Goose in the Pond - Earlene Fowler [113]
When I reached the front porch, I could hear music vibrating through the solid core door—a sad Spanish song that throbbed like a fresh bruise. I stood for a moment with my hand on the doorknob, letting the cold metal soothe my sweating palm. Taking a deep breath, I opened the door.
Inside, the music was louder, the sweet, clear voice of Tish Hinojosa, the only country-western musician Gabe liked. Her music, an unusual fusion of Texas roadhouse honky-tonk, sad Spanish love ballads, and high-energy Mexican folk music, had struck a kindred chord in him. The room was darker than outside; through the six-pane windows the thin light of the moon and the flickering streetlight cast squares of gold across the carpeted floor. Blue light from the stereo glowed across the room as she sang in Spanish about being alone and the pain deep in her chest.
“Gabe?” I called out softly.
“Why are you here?” Gabe’s cold, husky voice asked from a dark corner. My eyes slowly started adjusting, and the outline of his white T-shirt emerged. He sat on the floor, his back against one side of the corner fireplace. He’d left so quickly he hadn’t put on shoes. For some reason the sight of his bare, vulnerable feet tightened my throat. His face was in shadows, but a flicker of moonlight caught a glint of liquid when he lifted the bottle and drank.
I froze, shocked.
His voice came from the shadows again. “Answer me.”
I spoke through the dry cotton feel in my mouth. “I was worried.”
“No reason.” He stood up and came toward me. His face moved in and out of the murky light until he stood close enough for me to smell the sharp, sweet whiskey on his breath. He brought the Jack Daniel’s bottle up and drank again.
I stared up into his face, crisscrossed with shadow stripes from the windowpanes, his expression rigid and unassailable with that macho Latin bravado he did so well. An electric-quick memory jolted through me—Jack’s young face in his polished mahogany coffin, the lips I’d kissed so often as cold and lifeless as the wooden casket he was buried in.
“Gabe—”
“Go home,” he said, his voice as unyielding as his expression. “You shouldn’t be here.”
“You’re wrong.
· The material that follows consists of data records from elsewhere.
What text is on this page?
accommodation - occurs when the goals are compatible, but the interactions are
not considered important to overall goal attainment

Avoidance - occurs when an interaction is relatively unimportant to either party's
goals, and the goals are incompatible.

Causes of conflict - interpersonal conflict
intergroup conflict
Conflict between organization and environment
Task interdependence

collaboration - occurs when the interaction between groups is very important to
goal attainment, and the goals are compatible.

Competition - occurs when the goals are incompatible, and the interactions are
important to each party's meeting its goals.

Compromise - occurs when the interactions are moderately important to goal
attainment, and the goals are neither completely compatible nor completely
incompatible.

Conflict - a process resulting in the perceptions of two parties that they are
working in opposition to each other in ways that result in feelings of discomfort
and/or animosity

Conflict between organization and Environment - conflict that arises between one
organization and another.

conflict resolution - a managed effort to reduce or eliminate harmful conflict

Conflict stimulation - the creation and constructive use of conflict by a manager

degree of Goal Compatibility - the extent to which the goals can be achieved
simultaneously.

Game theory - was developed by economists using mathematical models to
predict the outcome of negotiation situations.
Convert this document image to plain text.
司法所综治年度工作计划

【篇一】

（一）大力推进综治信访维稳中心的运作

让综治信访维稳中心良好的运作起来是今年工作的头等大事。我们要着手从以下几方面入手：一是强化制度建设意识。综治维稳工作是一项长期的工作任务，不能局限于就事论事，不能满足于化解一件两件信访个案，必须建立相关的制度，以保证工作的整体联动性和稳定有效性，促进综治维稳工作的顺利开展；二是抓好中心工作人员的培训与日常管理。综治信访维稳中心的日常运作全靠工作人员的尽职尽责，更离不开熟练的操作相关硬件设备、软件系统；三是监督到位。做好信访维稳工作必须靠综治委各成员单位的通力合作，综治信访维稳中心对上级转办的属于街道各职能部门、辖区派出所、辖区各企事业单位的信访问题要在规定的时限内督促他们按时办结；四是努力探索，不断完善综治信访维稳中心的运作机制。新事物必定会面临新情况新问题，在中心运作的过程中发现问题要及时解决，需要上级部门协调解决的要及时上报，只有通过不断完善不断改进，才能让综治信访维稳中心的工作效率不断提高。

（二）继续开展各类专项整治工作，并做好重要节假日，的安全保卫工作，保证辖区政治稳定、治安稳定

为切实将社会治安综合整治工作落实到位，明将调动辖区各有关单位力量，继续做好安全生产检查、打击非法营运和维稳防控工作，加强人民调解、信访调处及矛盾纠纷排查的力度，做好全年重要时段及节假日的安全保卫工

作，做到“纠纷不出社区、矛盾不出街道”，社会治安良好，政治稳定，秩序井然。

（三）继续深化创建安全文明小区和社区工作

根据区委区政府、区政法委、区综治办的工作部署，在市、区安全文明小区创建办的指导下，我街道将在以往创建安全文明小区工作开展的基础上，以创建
This is exactly where I should be.”
His eyes never left my face as he lifted the bottle and drank.
“You don’t have to go through this alone,” I said quietly. “You can’t keep it all inside.” When he didn’t acknowledge me, I said, “Maybe you should take some time off—”
“Stop it!” he snapped, his translucent eyes alcohol-bright and wild. “You’re just like everyone else. You think I can’t handle this? Well, you’re wrong. I’m handling it fine, but I’d certainly get a lot more done if everyone would just leave me alone and let me do my job.”
“I didn’t mean—”
He held his finger and thumb an inch apart. “I’m this far from charging someone, but if everyone doesn’t get off my back—”
“Who?” I asked before I could stop myself.
He narrowed his eyes. “I told you to go home.”
I held back the urge to ask more. Right now Nora’s killer took second place to my husband’s precarious mental state. “No, I won’t.” I stretched up and kissed him gently on the mouth.
He hesitated, then set the bottle on the floor. He put a cold palm against my cheek. “Poor little niña,” he whispered. “You had no idea what you were getting into when you married me.”
“I’m not a little girl.” I kissed him again, not as gently this time, and he responded. The whiskey taste of him was startling and unfamiliar, like kissing a stranger.
He started unbuttoning my chambray shirt. “You shouldn’t have come here,” he murmured against my throat, then groaned softly. “Querida, querida, estas una frego en mi alma.”